The six people “escaped” an isolation ward in the DRC and returned to Uganda via an unofficial crossing on the porous border on Sunday, according to the UN’s World Health Organization (WHO).
The next day a five-year-old boy was checked into hospital in western Bwera vomiting blood.
Both he and his grandmother have since died from Ebola, and his three-year-old brother is fighting the virus.
“Both victims had attended the burial of an Ebola patient in Congo, but returned to Uganda,” a health ministry official told AFP on condition of anonymity.
The deaths mark the first spread of an outbreak in DRC which has recorded more than 2,000 cases, while new figures from the health ministry showed Wednesday that the death toll had climbed above 1,400 for the first time.
At the Mpondwe border crossing, where 25 000 people move between the two countries daily, health officials carried out intensive screenings.
Travelers had to pass through thermal scanners to check their temperature and disinfect their hands.
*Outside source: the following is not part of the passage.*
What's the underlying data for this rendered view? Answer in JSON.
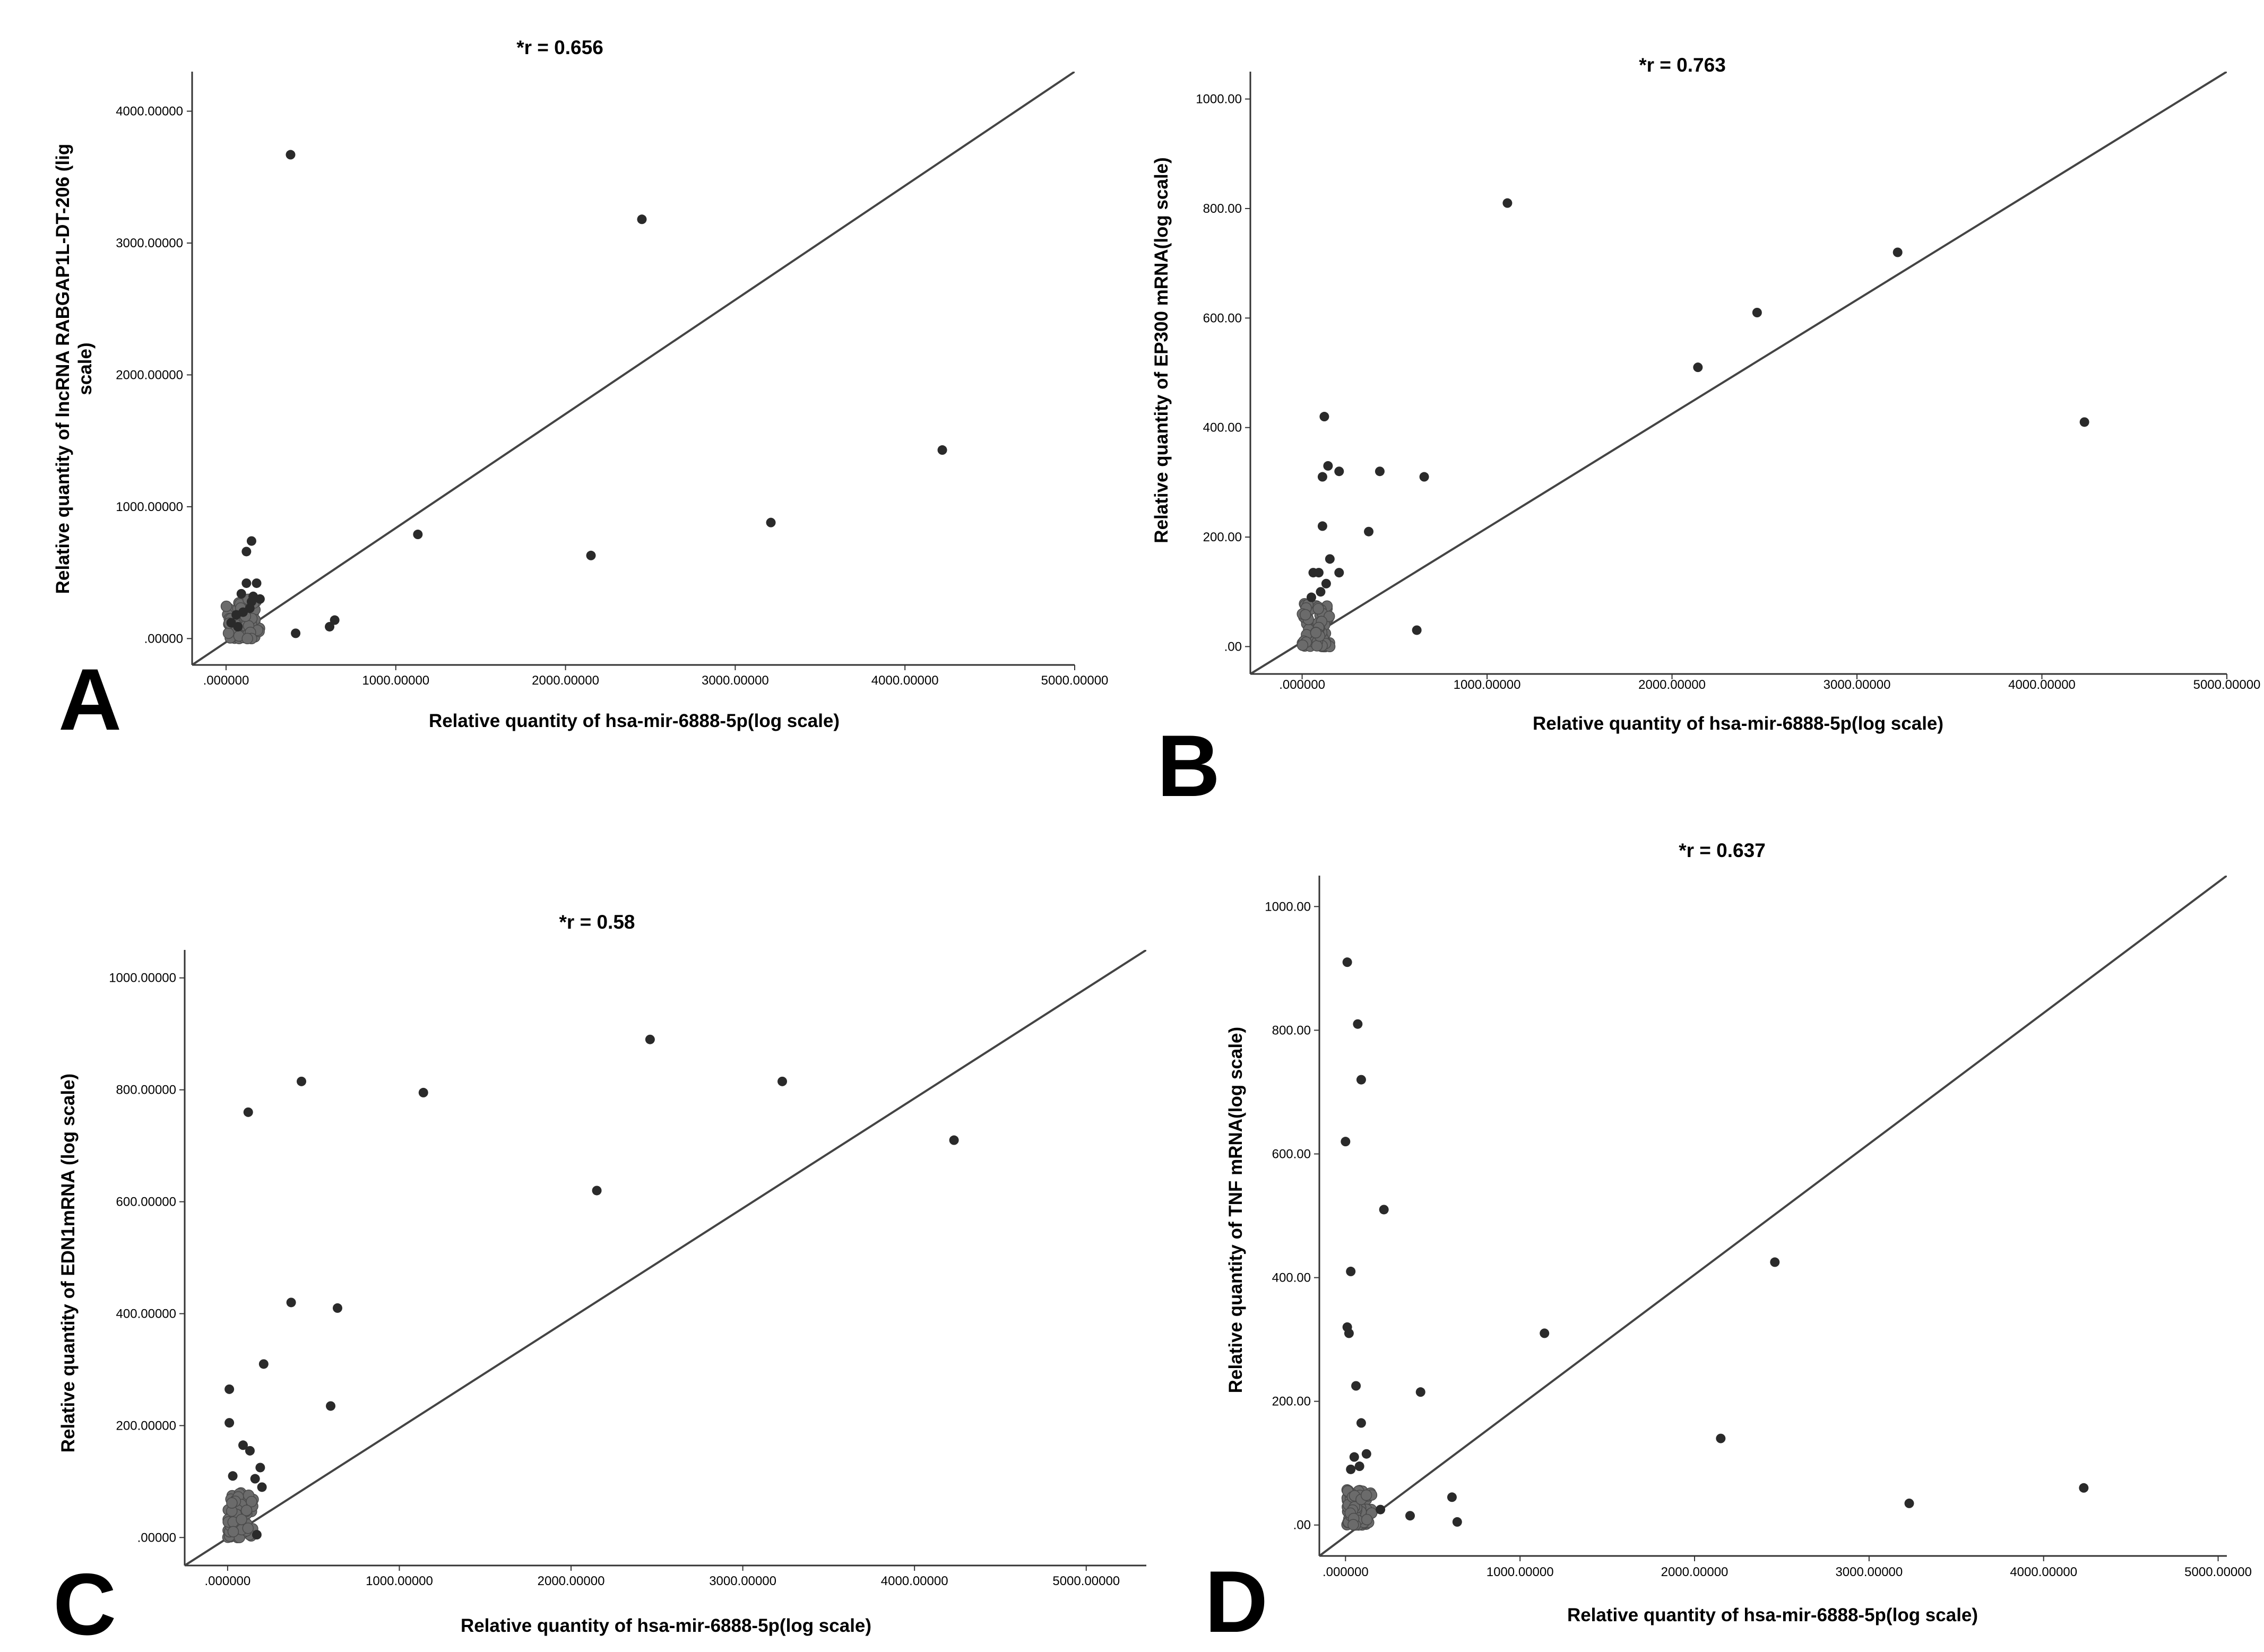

“The outbreak is not a surprise. We expected it. People cross the borders all the time and interact a lot,” said Dorcus Kambere 29, a Ugandan bar attendant.
Twenty-seven people who came into contact with the deceased have been placed under observation, the WHO said in a statement.
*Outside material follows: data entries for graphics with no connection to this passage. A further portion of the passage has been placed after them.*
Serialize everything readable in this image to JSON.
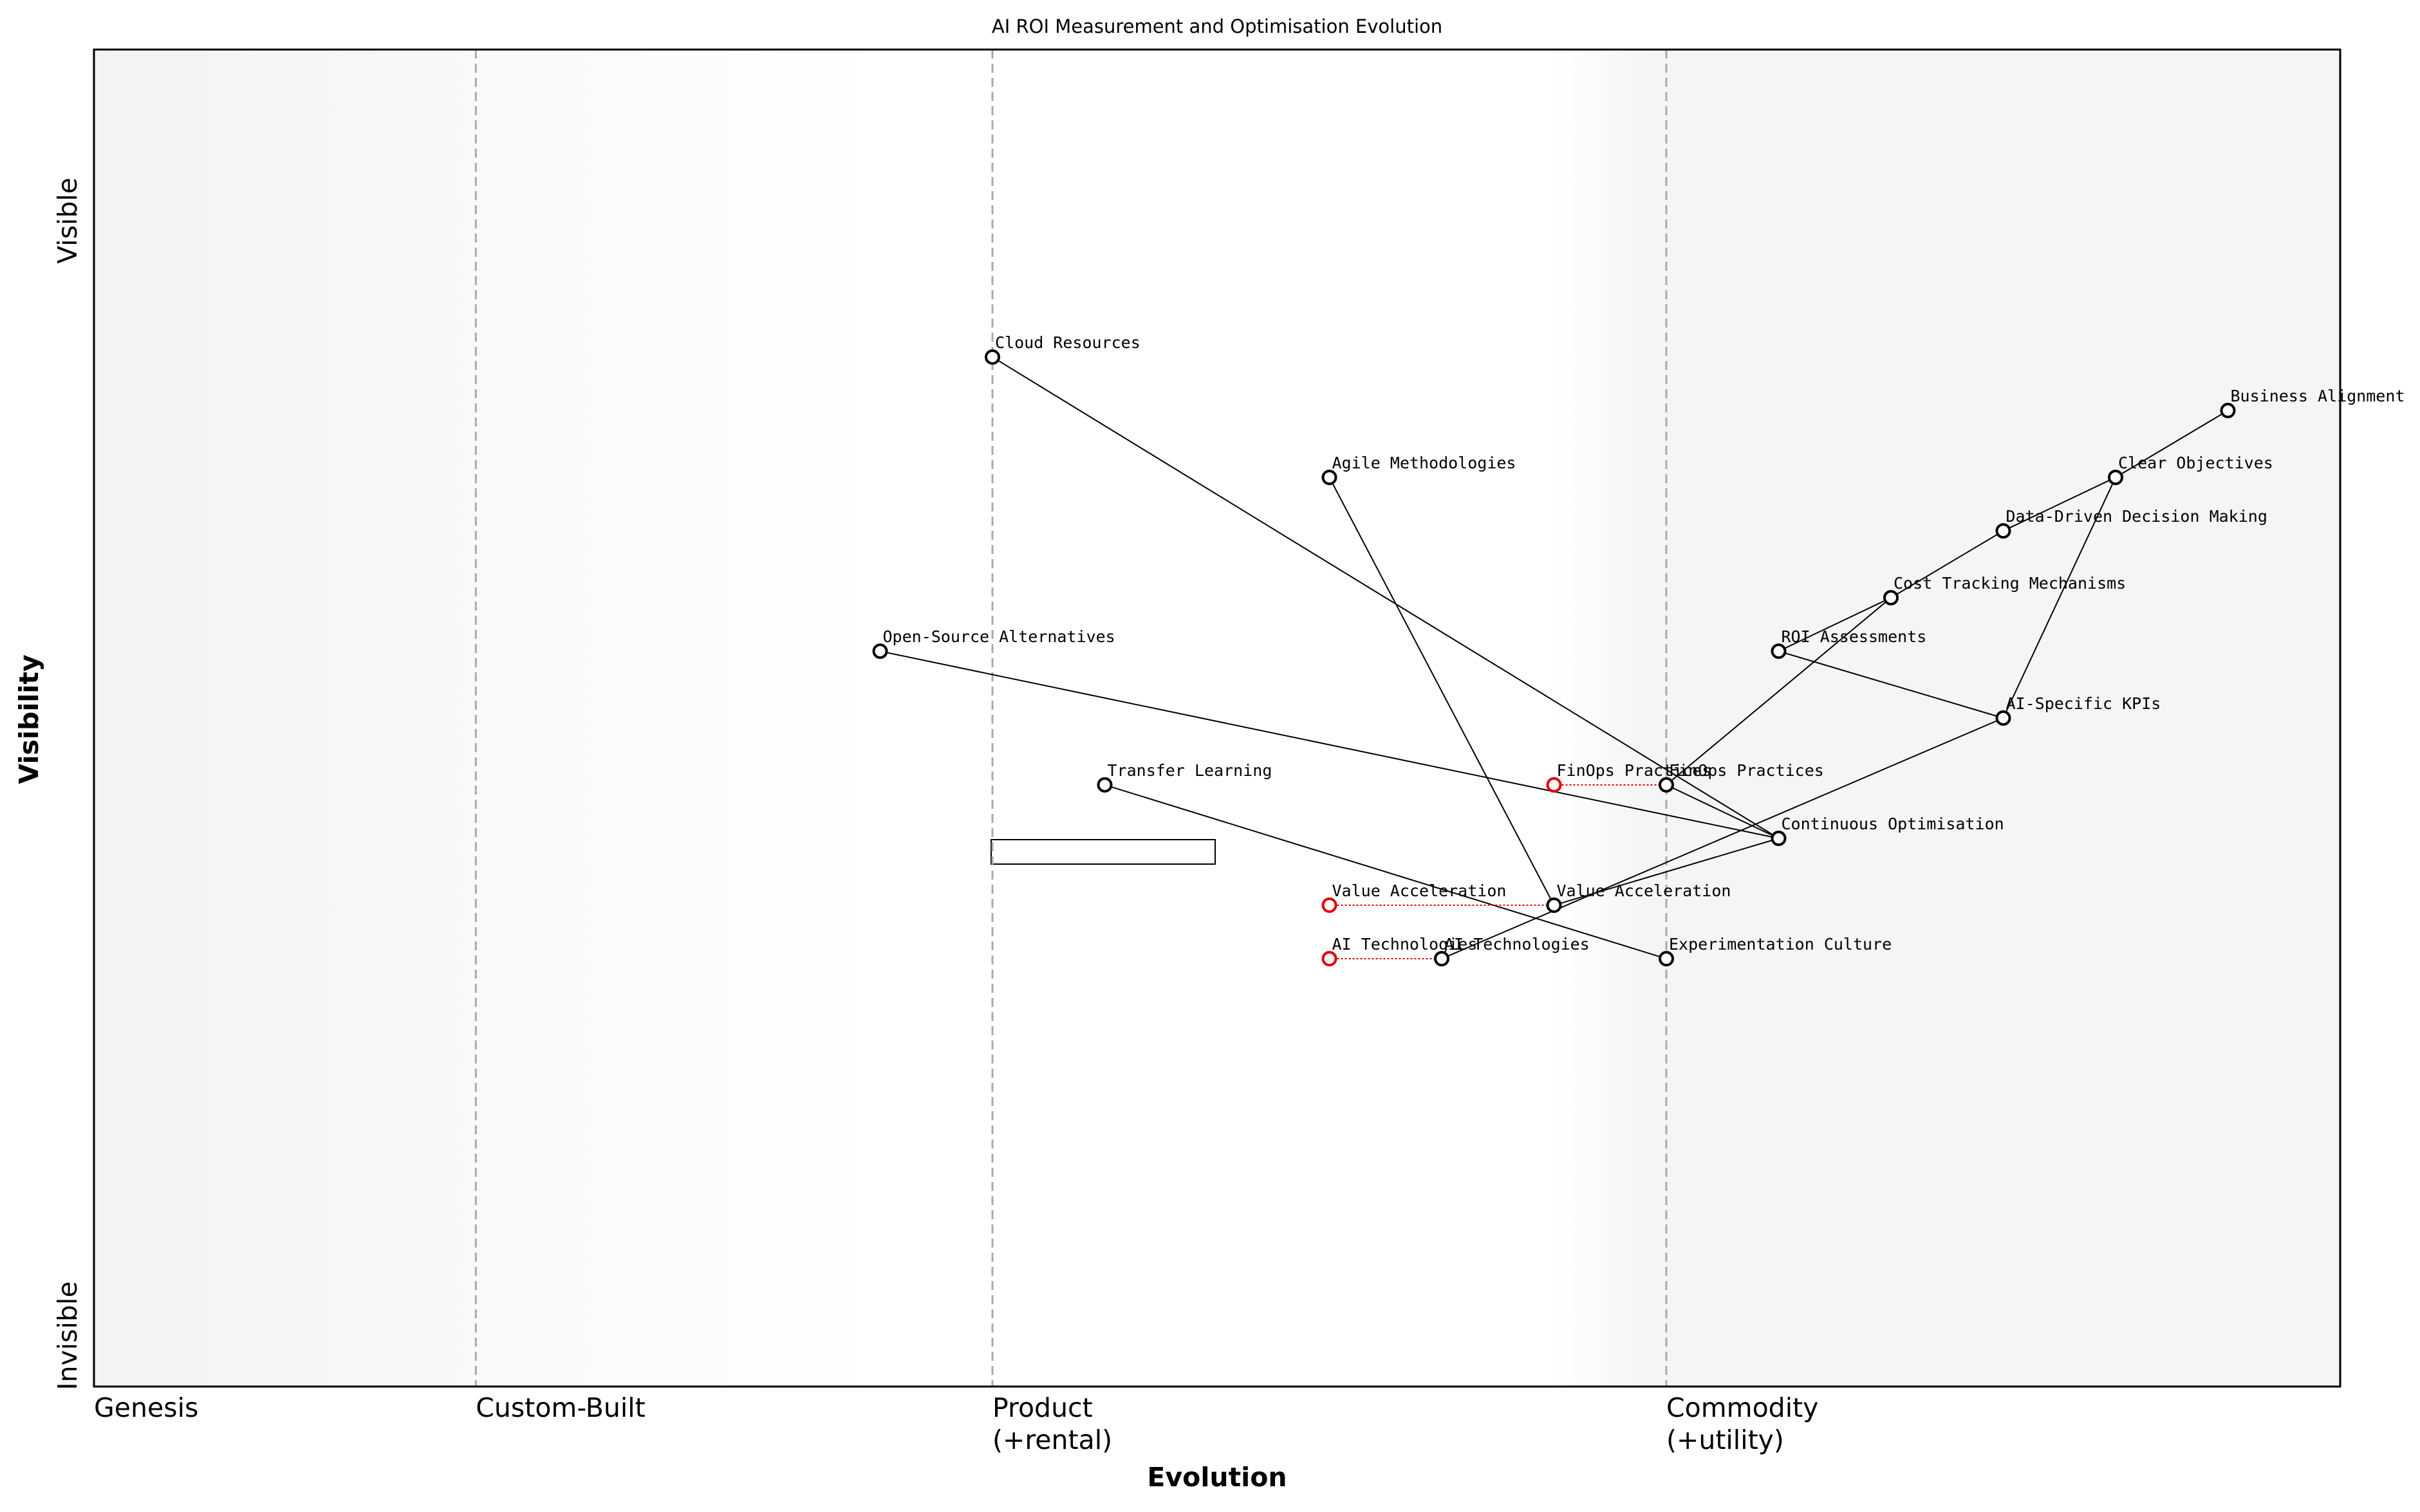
{
  "chart_data": {
    "type": "wardley",
    "title": "AI ROI Measurement and Optimisation Evolution",
    "x_label": "Evolution",
    "y_label": "Visibility",
    "y_top_label": "Visible",
    "y_bottom_label": "Invisible",
    "xlim": [
      0,
      1
    ],
    "ylim": [
      0,
      1
    ],
    "stages": [
      {
        "value": 0,
        "label": [
          "Genesis"
        ]
      },
      {
        "value": 0.17,
        "label": [
          "Custom-Built"
        ]
      },
      {
        "value": 0.4,
        "label": [
          "Product",
          "(+rental)"
        ]
      },
      {
        "value": 0.7,
        "label": [
          "Commodity",
          "(+utility)"
        ]
      }
    ],
    "components": [
      {
        "name": "Cloud Resources",
        "x": 0.4,
        "y": 0.77
      },
      {
        "name": "Agile Methodologies",
        "x": 0.55,
        "y": 0.68
      },
      {
        "name": "Business Alignment",
        "x": 0.95,
        "y": 0.73
      },
      {
        "name": "Clear Objectives",
        "x": 0.9,
        "y": 0.68
      },
      {
        "name": "Data-Driven Decision Making",
        "x": 0.85,
        "y": 0.64
      },
      {
        "name": "Cost Tracking Mechanisms",
        "x": 0.8,
        "y": 0.59
      },
      {
        "name": "ROI Assessments",
        "x": 0.75,
        "y": 0.55
      },
      {
        "name": "AI-Specific KPIs",
        "x": 0.85,
        "y": 0.5
      },
      {
        "name": "Open-Source Alternatives",
        "x": 0.35,
        "y": 0.55
      },
      {
        "name": "Transfer Learning",
        "x": 0.45,
        "y": 0.45
      },
      {
        "name": "FinOps Practices",
        "x": 0.7,
        "y": 0.45
      },
      {
        "name": "Continuous Optimisation",
        "x": 0.75,
        "y": 0.41
      },
      {
        "name": "Value Acceleration",
        "x": 0.65,
        "y": 0.36
      },
      {
        "name": "AI Technologies",
        "x": 0.6,
        "y": 0.32
      },
      {
        "name": "Experimentation Culture",
        "x": 0.7,
        "y": 0.32
      }
    ],
    "evolutions": [
      {
        "name": "FinOps Practices",
        "from": 0.65,
        "to": 0.7,
        "y": 0.45,
        "color": "#e00000"
      },
      {
        "name": "Value Acceleration",
        "from": 0.55,
        "to": 0.65,
        "y": 0.36,
        "color": "#e00000"
      },
      {
        "name": "AI Technologies",
        "from": 0.55,
        "to": 0.6,
        "y": 0.32,
        "color": "#e00000"
      }
    ],
    "links": [
      [
        "Business Alignment",
        "Clear Objectives"
      ],
      [
        "Clear Objectives",
        "Data-Driven Decision Making"
      ],
      [
        "Data-Driven Decision Making",
        "Cost Tracking Mechanisms"
      ],
      [
        "Cost Tracking Mechanisms",
        "ROI Assessments"
      ],
      [
        "Cost Tracking Mechanisms",
        "FinOps Practices"
      ],
      [
        "Clear Objectives",
        "AI-Specific KPIs"
      ],
      [
        "ROI Assessments",
        "AI-Specific KPIs"
      ],
      [
        "AI-Specific KPIs",
        "AI Technologies"
      ],
      [
        "Cloud Resources",
        "Continuous Optimisation"
      ],
      [
        "Agile Methodologies",
        "Value Acceleration"
      ],
      [
        "Open-Source Alternatives",
        "Continuous Optimisation"
      ],
      [
        "Transfer Learning",
        "Experimentation Culture"
      ],
      [
        "FinOps Practices",
        "Continuous Optimisation"
      ],
      [
        "Value Acceleration",
        "Continuous Optimisation"
      ]
    ]
  }
}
However the initial group affected had agreed to return to DRC so they could receive “family support and comfort” from their remaining relatives in Congo — including five already with Ebola, Uganda’s health ministry said in a statement.
The infected three-year-old was repatriated by ambulance along with his father, mother, her six-month-old baby, and the nanny.
East Africa has been on high alert since the outbreak was declared in the eastern DRC provinces of North Kivu and Ituri.
Aceng said challenges remained stopping people crossing at “unofficial entry points” between Congo and Uganda, which share a porous 875-km border.
According to the WHO, Uganda has vaccinated nearly 4,700 health workers in 165 facilities with an experimental drug designed to protect them against the virus.
Uganda has experienced several outbreaks in the past, most recently in 2012, while in 2000 more than 200 people died in an outbreak in the north of the country.
South Sudan has also declared a state of alert and vaccinated health workers.
The European Union on Thursday announced emergency funding of $3.9 million for Uganda and South Sudan to prepare for and fight the outbreak.
WHO will hold an emergency meeting Friday to determine whether to declare the outbreak “a public health emergency of international concern,” a major shift in mobilisation against the disease.
The emergency committee had in October and again in April held off doing this, partly because the virus remained contained in one part of DRC.
It is the worst on record after an epidemic that struck Liberia, Guinea and Sierra Leone between 2014-2016, leaving more than 11 300 people dead.
Efforts to curb the spread have been hampered both by militia attacks on treatment centres and by the hostility of some local people to the medical teams. Five workers have been killed, according to an AFP tally.
Ebola is transmitted to people from wild animals and spreads among humans though close contact with the blood, body fluids, secretions or organs of an infected person.
Chimpanzees, gorillas, monkeys, forest antelope and porcupines can also become infected, and humans who kill and eat these animals can catch the virus through them.